La expedición no solo marcó la vida de cada uno de sus tripulantes. También forjó un vínculo inseparable entre ellos. Hoy los cinco argentinos siguen compartiendo proyectos, principalmente el de armar el Museo de la Exploración Argentina, para el cual están buscando fundaciones que quieran aportar fondos. También se ven regularmente en cumpleaños y otros eventos. “El Vasco es mi testigo de mi casamiento y yo soy el suyo. Todos nos vemos seguido. A la mujer de Godoy la operaron hace unos días y me fuí a Mar del Plata a hacerle el aguante a él durante la cirugía, por ejemplo”, cuenta
Barragán está casado, es padre de Paulina y abuelo de dos niñas. Aún vive en Dolores. “Elijo Dolores”, insiste. Ahora rememora el día en que, luego de presentar en cines la película documental sobre la Expedición Atlantis, guionada y dirigida por él mismo, recibió una oferta de Disney para hacer una expedición con película por año. Solo debía radicarse en Estados Unidos. La rechazó. “El tipo no entendía. Me decía: ‘Pero, ¿qué tiene Dolores que no tenga Hollywood?’. ‘Y…¿la peña de los miércoles?, le dije”, recuerda entre risas.
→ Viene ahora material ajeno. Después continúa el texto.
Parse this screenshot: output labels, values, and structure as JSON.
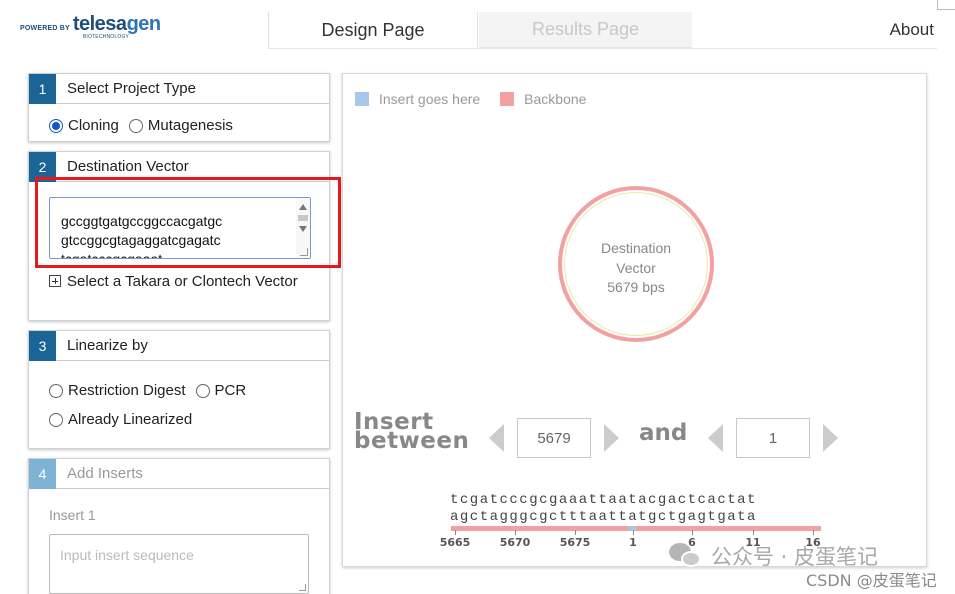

Más allá del paso de los años, lo llamativo es no se cansa de hablar de Atlantis. Dice que, de cansarse, se sentiría mala persona. “Le debo demasiado. Me he acostumbrado a escuchar: ‘Este es el loco que hizo Atlantis’. Pero a veces me pregunto si yo la hice a ella o si en verdad ella me hizo a mí. Se volvió parte de mi identidad. Los cinco seguimos tan enamorados de Atlantis como el primer día. Y yo entiendo por qué: siempre digo que los que la conocemos desnuda, la sabemos pura. Atlantis es un monumento al romanticismo, es mucho más pura y bonita que nosotros, y la amamos.